Dudé durante un rato.

—No creo que estemos muertos. No podemos estar muertos. Me niego a creer eso. Si lo estuviésemos no sufriríamos tanto. Además, los humanos son capaces de vernos, así que supongo que tu reflexión no es correcta. O eso espero. —Miré hacia el cielo, que comenzaba a oscurecerse—. Espero no ser esa clase de ángel de la guarda —deseé sinceramente.

—Y yo.

Nos quedamos mirando hacia el anciano que tocaba su acordeón con amor infinito sentado en un taburete pequeño de madera. Tenía una calva incipiente que la disimulaba con una boina colocada a un lado de la cabeza; llevaba una camisa de cuadros con un chaleco de lana, que parecía ser bastante calentito; estaba extremadamente delgado, aunque en su rostro no se marcaban demasiado ninguno de sus rasgos, lo que demostraba que era poco probable que alguna vez hubiese pasado hambre; tenía una gran barba blanca, aunque todavía se podían ver algún que otro pelo rubio, lo que supuse que era su color de pelo original y tenía unas gafas enormes que le cubrían la parte del rostro que no le cubría la barba.

En una parte de la melodía, una diminuta lágrima comenzó a resbalarle por la cara. Se emocionaba con su propia música. Se emocionaba por algo tan simple como mover un acordeón para que produjese ruido. Tenía las alas negras, ¿realmente era tan malo? ¿Qué lo hacía diferente del resto?

Devian rogó que nos alejásemos de aquel anciano. Se estaba empezando a poner pálido.

Nos decidimos a entrar en las casas y edificios. Comenzamos por una casa, que era la que estaba más  cerca de nosotros. Nos introducimos sigilosamente, como si fuésemos ladrones intentando no despertar a los inquilinos dormidos; en cierto modo así era, nos introducimos para robar, sus recuerdos y los inquilinos estaban dormidos, pero para siempre.

La casa estaba en penumbras, apenas se distinguía lo que era un objeto de lo que era aire. Los dos estábamos muy pegados el uno al otro, como queriendo protegernos.

Saqué mi móvil del bolsillo del pantalón e iluminé la estancia. Estaba todo perfectamente en orden. Estaba tan ordenado que asustaba. Era una casa pequeña, con apenas una habitación, un cuarto de baño en el que casi no cogía una persona de pie y una cocina la cual tenía una bombona de butano plantada en el medio. No había nada fuera de lo normal. Nada de nada.

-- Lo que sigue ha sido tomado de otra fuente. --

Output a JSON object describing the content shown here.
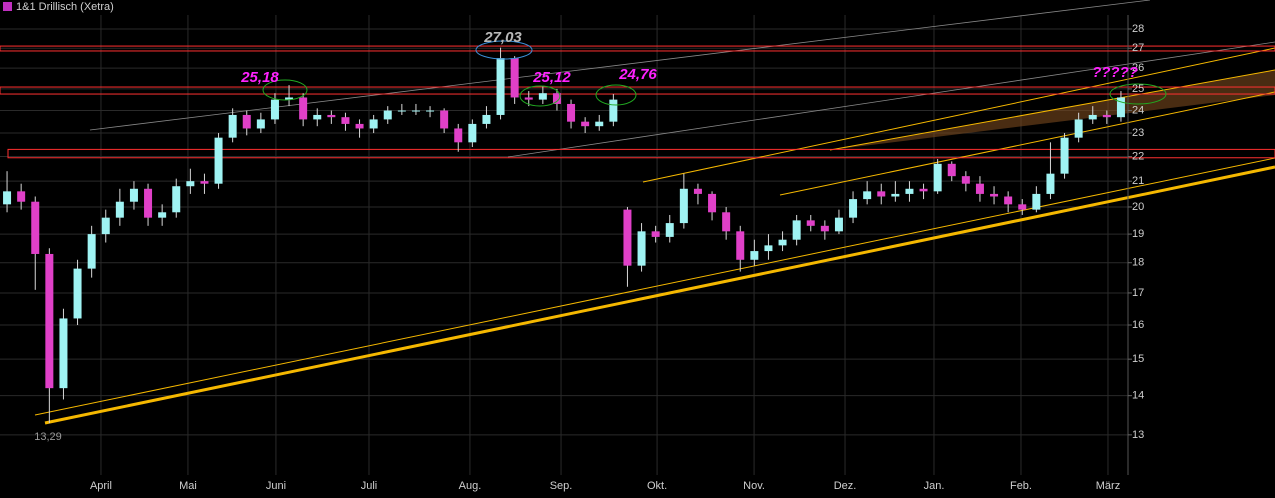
{
  "chart_data": {
    "type": "candlestick",
    "name": "1&1 Drillisch (Xetra)",
    "legend_color": "#c030c0",
    "up_color": "#9ff3f3",
    "down_color": "#e040c8",
    "wick_color": "#d8d8d8",
    "log_scale": true,
    "grid": true,
    "xlim": [
      0,
      80
    ],
    "ylim": [
      12.05,
      28.75
    ],
    "yticks": [
      13,
      14,
      15,
      16,
      17,
      18,
      19,
      20,
      21,
      22,
      23,
      24,
      25,
      26,
      27,
      28
    ],
    "xticks": [
      {
        "value": 7.16,
        "label": "April"
      },
      {
        "value": 13.33,
        "label": "Mai"
      },
      {
        "value": 19.57,
        "label": "Juni"
      },
      {
        "value": 26.17,
        "label": "Juli"
      },
      {
        "value": 33.33,
        "label": "Aug."
      },
      {
        "value": 39.79,
        "label": "Sep."
      },
      {
        "value": 46.6,
        "label": "Okt."
      },
      {
        "value": 53.48,
        "label": "Nov."
      },
      {
        "value": 59.93,
        "label": "Dez."
      },
      {
        "value": 66.24,
        "label": "Jan."
      },
      {
        "value": 72.41,
        "label": "Feb."
      },
      {
        "value": 78.58,
        "label": "März"
      }
    ],
    "open": [
      20.1,
      20.6,
      20.2,
      18.3,
      14.2,
      16.2,
      17.8,
      19.0,
      19.6,
      20.2,
      20.7,
      19.6,
      19.8,
      20.8,
      21.0,
      20.9,
      22.8,
      23.8,
      23.2,
      23.6,
      24.5,
      24.6,
      23.6,
      23.8,
      23.7,
      23.4,
      23.2,
      23.6,
      24.0,
      24.0,
      24.0,
      24.0,
      23.2,
      22.6,
      23.4,
      23.8,
      26.5,
      24.6,
      24.5,
      24.8,
      24.3,
      23.5,
      23.3,
      23.5,
      19.9,
      17.9,
      19.1,
      18.9,
      19.4,
      20.7,
      20.5,
      19.8,
      19.1,
      18.1,
      18.4,
      18.6,
      18.8,
      19.5,
      19.3,
      19.1,
      19.6,
      20.3,
      20.6,
      20.4,
      20.5,
      20.7,
      20.6,
      21.7,
      21.2,
      20.9,
      20.5,
      20.4,
      20.1,
      19.9,
      20.5,
      21.3,
      22.8,
      23.6,
      23.8,
      23.7
    ],
    "high": [
      21.4,
      20.9,
      20.4,
      18.5,
      16.5,
      18.1,
      19.3,
      19.9,
      20.7,
      21.0,
      20.9,
      20.1,
      21.1,
      21.5,
      21.3,
      23.0,
      24.1,
      24.0,
      23.9,
      24.8,
      25.18,
      24.8,
      24.1,
      24.0,
      23.9,
      23.6,
      23.8,
      24.2,
      24.3,
      24.3,
      24.2,
      24.1,
      23.4,
      23.6,
      24.2,
      27.03,
      26.6,
      24.9,
      25.12,
      25.0,
      24.5,
      23.7,
      23.8,
      24.76,
      20.0,
      19.4,
      19.3,
      19.7,
      21.3,
      20.9,
      20.6,
      20.0,
      19.3,
      18.8,
      19.0,
      19.1,
      19.7,
      19.7,
      19.5,
      19.9,
      20.6,
      21.0,
      20.9,
      21.0,
      21.0,
      20.9,
      21.9,
      21.8,
      21.4,
      21.2,
      20.8,
      20.6,
      20.3,
      20.8,
      22.6,
      23.0,
      23.9,
      24.2,
      24.0,
      24.9
    ],
    "low": [
      19.8,
      19.9,
      17.1,
      13.29,
      13.9,
      16.0,
      17.5,
      18.7,
      19.3,
      19.9,
      19.3,
      19.3,
      19.6,
      20.5,
      20.5,
      20.7,
      22.6,
      22.9,
      23.0,
      23.4,
      24.2,
      23.3,
      23.3,
      23.4,
      23.1,
      22.8,
      23.0,
      23.4,
      23.8,
      23.8,
      23.7,
      23.0,
      22.2,
      22.4,
      23.2,
      23.6,
      24.3,
      24.2,
      24.3,
      24.0,
      23.2,
      23.0,
      23.1,
      23.3,
      17.2,
      17.7,
      18.7,
      18.7,
      19.2,
      20.1,
      19.5,
      18.8,
      17.7,
      17.9,
      18.1,
      18.4,
      18.6,
      19.1,
      18.8,
      19.0,
      19.4,
      20.1,
      20.1,
      20.2,
      20.2,
      20.3,
      20.5,
      21.0,
      20.6,
      20.2,
      20.1,
      19.8,
      19.7,
      19.8,
      20.3,
      21.1,
      22.6,
      23.4,
      23.4,
      23.5
    ],
    "close": [
      20.6,
      20.2,
      18.3,
      14.2,
      16.2,
      17.8,
      19.0,
      19.6,
      20.2,
      20.7,
      19.6,
      19.8,
      20.8,
      21.0,
      20.9,
      22.8,
      23.8,
      23.2,
      23.6,
      24.5,
      24.6,
      23.6,
      23.8,
      23.7,
      23.4,
      23.2,
      23.6,
      24.0,
      24.0,
      24.0,
      24.0,
      23.2,
      22.6,
      23.4,
      23.8,
      26.5,
      24.6,
      24.5,
      24.8,
      24.3,
      23.5,
      23.3,
      23.5,
      24.5,
      17.9,
      19.1,
      18.9,
      19.4,
      20.7,
      20.5,
      19.8,
      19.1,
      18.1,
      18.4,
      18.6,
      18.8,
      19.5,
      19.3,
      19.1,
      19.6,
      20.3,
      20.6,
      20.4,
      20.5,
      20.7,
      20.6,
      21.7,
      21.2,
      20.9,
      20.5,
      20.4,
      20.1,
      19.9,
      20.5,
      21.3,
      22.8,
      23.6,
      23.8,
      23.7,
      24.6
    ],
    "zones": [
      [
        26.86,
        27.11
      ],
      [
        24.76,
        25.09
      ],
      [
        21.95,
        22.3
      ]
    ],
    "zone_color": "#ff3030",
    "annotations": [
      "25,18",
      "27,03",
      "25,12",
      "24,76",
      "?????",
      "13,29"
    ]
  }
}
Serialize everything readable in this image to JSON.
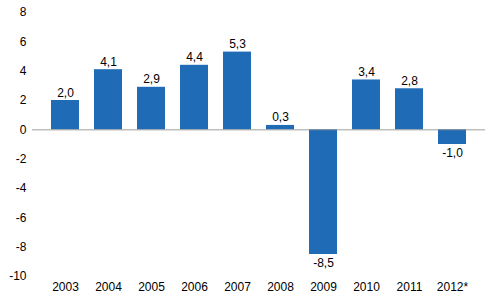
{
  "chart_data": {
    "type": "bar",
    "categories": [
      "2003",
      "2004",
      "2005",
      "2006",
      "2007",
      "2008",
      "2009",
      "2010",
      "2011",
      "2012*"
    ],
    "values": [
      2.0,
      4.1,
      2.9,
      4.4,
      5.3,
      0.3,
      -8.5,
      3.4,
      2.8,
      -1.0
    ],
    "value_labels": [
      "2,0",
      "4,1",
      "2,9",
      "4,4",
      "5,3",
      "0,3",
      "-8,5",
      "3,4",
      "2,8",
      "-1,0"
    ],
    "color": "#1f6bb5",
    "ylim": [
      -10,
      8
    ],
    "yticks": [
      -10,
      -8,
      -6,
      -4,
      -2,
      0,
      2,
      4,
      6,
      8
    ],
    "grid": false,
    "data_labels": true
  }
}
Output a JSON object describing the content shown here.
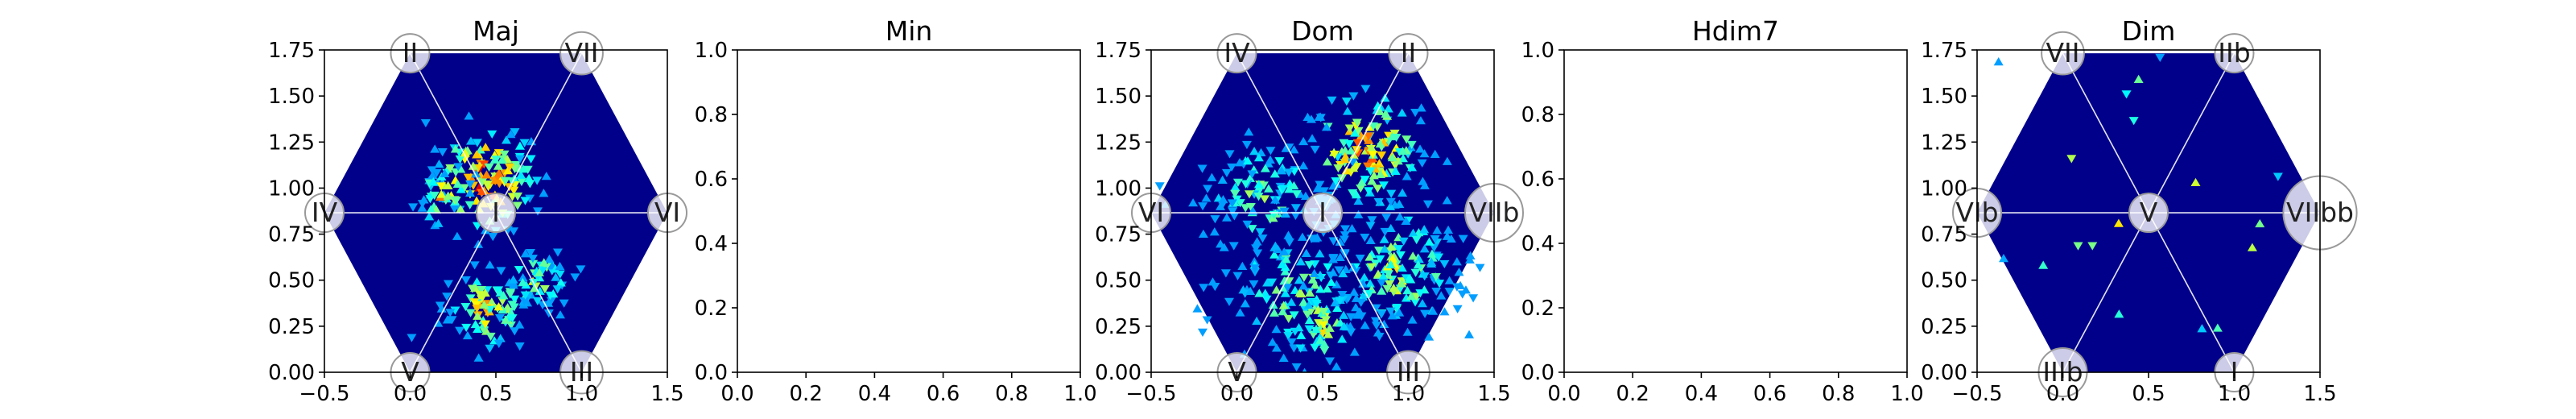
{
  "chart_data": [
    {
      "type": "heatmap",
      "title": "Maj",
      "xlim": [
        -0.5,
        1.5
      ],
      "ylim": [
        0,
        1.75
      ],
      "xticks": [
        "−0.5",
        "0.0",
        "0.5",
        "1.0",
        "1.5"
      ],
      "yticks": [
        "0.00",
        "0.25",
        "0.50",
        "0.75",
        "1.00",
        "1.25",
        "1.50",
        "1.75"
      ],
      "hexagon": true,
      "background_color": "#00008b",
      "center_node": "I",
      "nodes": [
        {
          "label": "II",
          "x": 0.0,
          "y": 1.732,
          "size": 1.0
        },
        {
          "label": "VII",
          "x": 1.0,
          "y": 1.732,
          "size": 1.1
        },
        {
          "label": "IV",
          "x": -0.5,
          "y": 0.866,
          "size": 1.0
        },
        {
          "label": "I",
          "x": 0.5,
          "y": 0.866,
          "size": 1.0
        },
        {
          "label": "VI",
          "x": 1.5,
          "y": 0.866,
          "size": 1.0
        },
        {
          "label": "V",
          "x": 0.0,
          "y": 0.0,
          "size": 1.0
        },
        {
          "label": "III",
          "x": 1.0,
          "y": 0.0,
          "size": 1.1
        }
      ],
      "clusters": [
        {
          "x": 0.45,
          "y": 1.05,
          "spread": 0.17,
          "count": 140,
          "peak": 0.9
        },
        {
          "x": 0.2,
          "y": 0.95,
          "spread": 0.09,
          "count": 35,
          "peak": 0.7
        },
        {
          "x": 0.45,
          "y": 0.35,
          "spread": 0.13,
          "count": 90,
          "peak": 0.7
        },
        {
          "x": 0.75,
          "y": 0.5,
          "spread": 0.1,
          "count": 55,
          "peak": 0.6
        }
      ]
    },
    {
      "type": "heatmap",
      "title": "Min",
      "xlim": [
        0,
        1
      ],
      "ylim": [
        0,
        1
      ],
      "xticks": [
        "0.0",
        "0.2",
        "0.4",
        "0.6",
        "0.8",
        "1.0"
      ],
      "yticks": [
        "0.0",
        "0.2",
        "0.4",
        "0.6",
        "0.8",
        "1.0"
      ],
      "hexagon": false,
      "nodes": [],
      "clusters": []
    },
    {
      "type": "heatmap",
      "title": "Dom",
      "xlim": [
        -0.5,
        1.5
      ],
      "ylim": [
        0,
        1.75
      ],
      "xticks": [
        "−0.5",
        "0.0",
        "0.5",
        "1.0",
        "1.5"
      ],
      "yticks": [
        "0.00",
        "0.25",
        "0.50",
        "0.75",
        "1.00",
        "1.25",
        "1.50",
        "1.75"
      ],
      "hexagon": true,
      "background_color": "#00008b",
      "center_node": "I",
      "nodes": [
        {
          "label": "IV",
          "x": 0.0,
          "y": 1.732,
          "size": 1.0
        },
        {
          "label": "II",
          "x": 1.0,
          "y": 1.732,
          "size": 1.0
        },
        {
          "label": "VI",
          "x": -0.5,
          "y": 0.866,
          "size": 1.0
        },
        {
          "label": "I",
          "x": 0.5,
          "y": 0.866,
          "size": 1.0
        },
        {
          "label": "VIIb",
          "x": 1.5,
          "y": 0.866,
          "size": 1.5
        },
        {
          "label": "V",
          "x": 0.0,
          "y": 0.0,
          "size": 1.0
        },
        {
          "label": "III",
          "x": 1.0,
          "y": 0.0,
          "size": 1.1
        }
      ],
      "clusters": [
        {
          "x": 0.75,
          "y": 1.2,
          "spread": 0.2,
          "count": 160,
          "peak": 0.75
        },
        {
          "x": 0.95,
          "y": 0.55,
          "spread": 0.2,
          "count": 160,
          "peak": 0.6
        },
        {
          "x": 0.15,
          "y": 0.95,
          "spread": 0.2,
          "count": 120,
          "peak": 0.5
        },
        {
          "x": 0.35,
          "y": 0.45,
          "spread": 0.22,
          "count": 120,
          "peak": 0.55
        },
        {
          "x": 0.5,
          "y": 0.25,
          "spread": 0.12,
          "count": 60,
          "peak": 0.6
        }
      ]
    },
    {
      "type": "heatmap",
      "title": "Hdim7",
      "xlim": [
        0,
        1
      ],
      "ylim": [
        0,
        1
      ],
      "xticks": [
        "0.0",
        "0.2",
        "0.4",
        "0.6",
        "0.8",
        "1.0"
      ],
      "yticks": [
        "0.0",
        "0.2",
        "0.4",
        "0.6",
        "0.8",
        "1.0"
      ],
      "hexagon": false,
      "nodes": [],
      "clusters": []
    },
    {
      "type": "heatmap",
      "title": "Dim",
      "xlim": [
        -0.5,
        1.5
      ],
      "ylim": [
        0,
        1.75
      ],
      "xticks": [
        "−0.5",
        "0.0",
        "0.5",
        "1.0",
        "1.5"
      ],
      "yticks": [
        "0.00",
        "0.25",
        "0.50",
        "0.75",
        "1.00",
        "1.25",
        "1.50",
        "1.75"
      ],
      "hexagon": true,
      "background_color": "#00008b",
      "center_node": "V",
      "nodes": [
        {
          "label": "VII",
          "x": 0.0,
          "y": 1.732,
          "size": 1.1
        },
        {
          "label": "IIb",
          "x": 1.0,
          "y": 1.732,
          "size": 1.0
        },
        {
          "label": "VIb",
          "x": -0.5,
          "y": 0.866,
          "size": 1.25
        },
        {
          "label": "V",
          "x": 0.5,
          "y": 0.866,
          "size": 1.0
        },
        {
          "label": "VIIbb",
          "x": 1.5,
          "y": 0.866,
          "size": 1.9
        },
        {
          "label": "IIIb",
          "x": 0.0,
          "y": 0.0,
          "size": 1.25
        },
        {
          "label": "I",
          "x": 1.0,
          "y": 0.0,
          "size": 1.0
        }
      ],
      "clusters": [
        {
          "x": 0.5,
          "y": 0.9,
          "spread": 0.55,
          "count": 22,
          "peak": 0.85
        }
      ]
    }
  ]
}
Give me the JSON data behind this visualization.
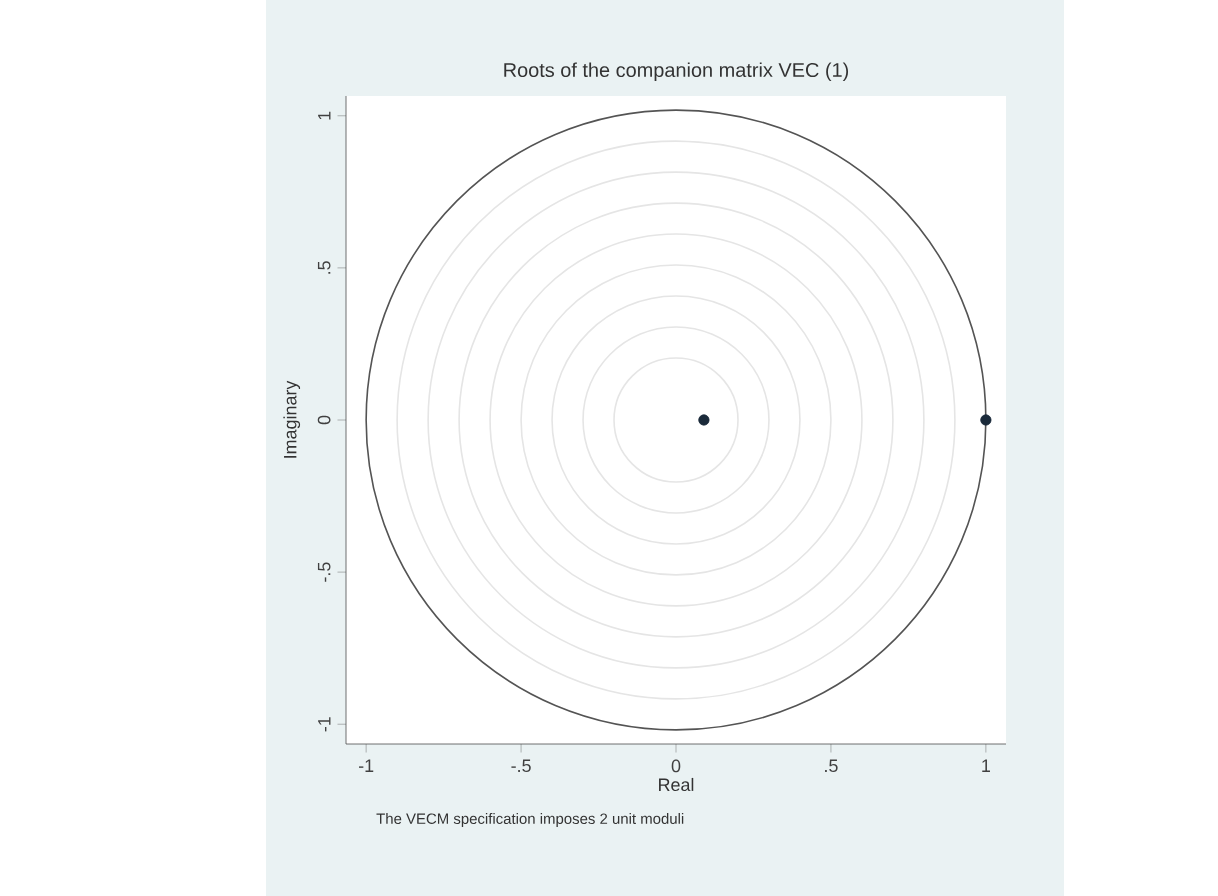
{
  "chart_data": {
    "type": "scatter",
    "title": "Roots of the companion matrix VEC (1)",
    "xlabel": "Real",
    "ylabel": "Imaginary",
    "annotations": [
      "The VECM specification imposes 2 unit moduli"
    ],
    "xlim": [
      -1.065,
      1.065
    ],
    "ylim": [
      -1.065,
      1.065
    ],
    "xticks": [
      {
        "value": -1,
        "label": "-1"
      },
      {
        "value": -0.5,
        "label": "-.5"
      },
      {
        "value": 0,
        "label": "0"
      },
      {
        "value": 0.5,
        "label": ".5"
      },
      {
        "value": 1,
        "label": "1"
      }
    ],
    "yticks": [
      {
        "value": -1,
        "label": "-1"
      },
      {
        "value": -0.5,
        "label": "-.5"
      },
      {
        "value": 0,
        "label": "0"
      },
      {
        "value": 0.5,
        "label": ".5"
      },
      {
        "value": 1,
        "label": "1"
      }
    ],
    "marker": "circle",
    "series": [
      {
        "color": "#1a2a3a",
        "x": [
          0.09,
          1
        ],
        "values": [
          0,
          0
        ]
      }
    ]
  }
}
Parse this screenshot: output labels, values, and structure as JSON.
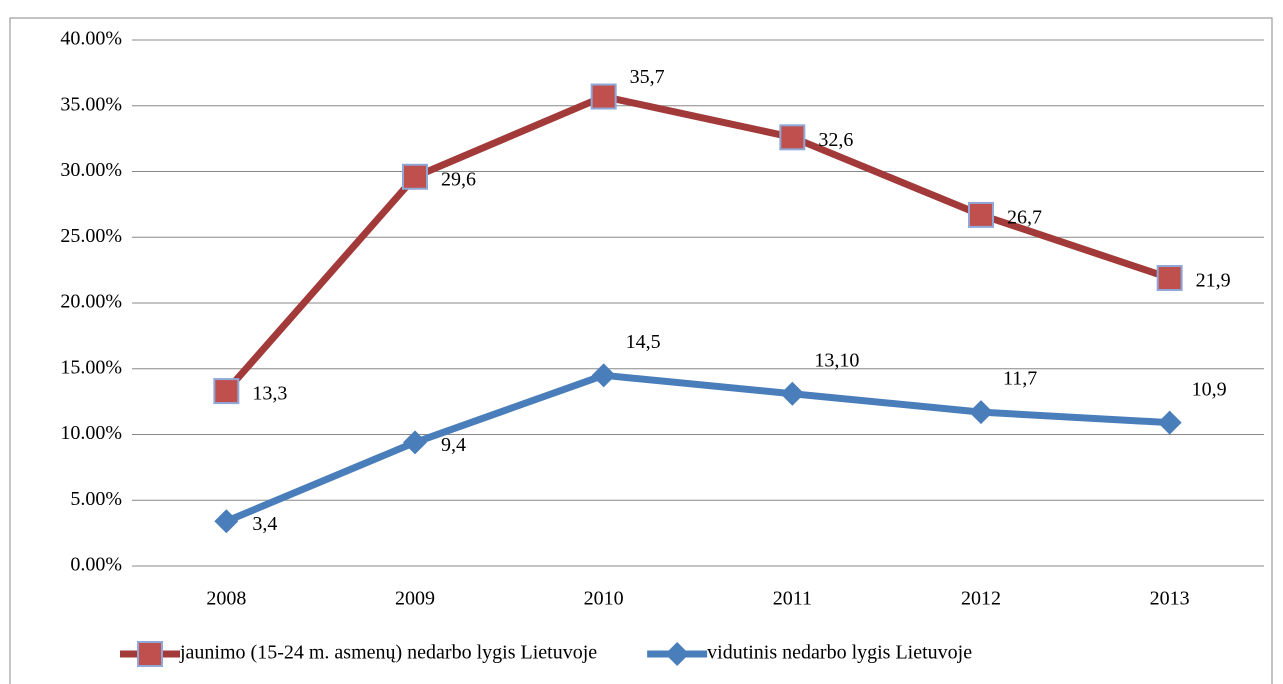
{
  "chart_data": {
    "type": "line",
    "categories": [
      "2008",
      "2009",
      "2010",
      "2011",
      "2012",
      "2013"
    ],
    "series": [
      {
        "name": "jaunimo (15-24 m. asmenų) nedarbo lygis Lietuvoje",
        "color": "#a33a3a",
        "marker": "square",
        "values": [
          13.3,
          29.6,
          35.7,
          32.6,
          26.7,
          21.9
        ],
        "value_labels": [
          "13,3",
          "29,6",
          "35,7",
          "32,6",
          "26,7",
          "21,9"
        ]
      },
      {
        "name": "vidutinis nedarbo lygis Lietuvoje",
        "color": "#4a7ebb",
        "marker": "diamond",
        "values": [
          3.4,
          9.4,
          14.5,
          13.1,
          11.7,
          10.9
        ],
        "value_labels": [
          "3,4",
          "9,4",
          "14,5",
          "13,10",
          "11,7",
          "10,9"
        ]
      }
    ],
    "ylim": [
      0,
      40
    ],
    "yticks": [
      {
        "value": 0,
        "label": "0.00%"
      },
      {
        "value": 5,
        "label": "5.00%"
      },
      {
        "value": 10,
        "label": "10.00%"
      },
      {
        "value": 15,
        "label": "15.00%"
      },
      {
        "value": 20,
        "label": "20.00%"
      },
      {
        "value": 25,
        "label": "25.00%"
      },
      {
        "value": 30,
        "label": "30.00%"
      },
      {
        "value": 35,
        "label": "35.00%"
      },
      {
        "value": 40,
        "label": "40.00%"
      }
    ],
    "grid": true,
    "legend": "bottom"
  }
}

Seguimos entrando en todos los edificios. En una panadería, lugar del cual provenía el olor a pan y lo más curioso era que no había pan hecho por ningún sitio. En una biblioteca cuyos libros (libros que no hablaban de ángeles de ningún tipo, hadas, zombis o seres mitológicos de ningún tipo) estaban empezando a ser devorados por las polillas y la humedad. En las instalaciones de una gasolinera que me recordó a la gasolinera donde vi a Alban por primera vez en mucho tiempo. En una pequeña farmacia donde sólo quedaban cajas vacías de medicamentos con nombres impronunciables. En una pequeña guardería. En más casas. En más edificios.

Cuando íbamos entrar en la última casa que nos quedaba, a tan solo una calle más allá, ya era de noche. Un chico de unas enormes alas blancas apareció de la nada. Corría hacia nosotros a tal velocidad que parecía que nos iba a embestir. Algo que se balanceaba sobre su pecho, se iluminó con la tenue luz de la luna.

Justo antes de atravesarnos como si no existiésemos, como lo habían hecho todos los otros, se detuvo delante de mí, como si pudiese sentirme. Nuestros ojos se cruzaron, pero mientras yo miraba el vacío que podía sentir en sus ojos azules, él miraba hacia el viento, hacia todo menos hacia mí. Porque él estaba muerto. Yo no.

Posé mi vista en lo que había visto refulgir en su pecho. Después de eso, empecé a correr.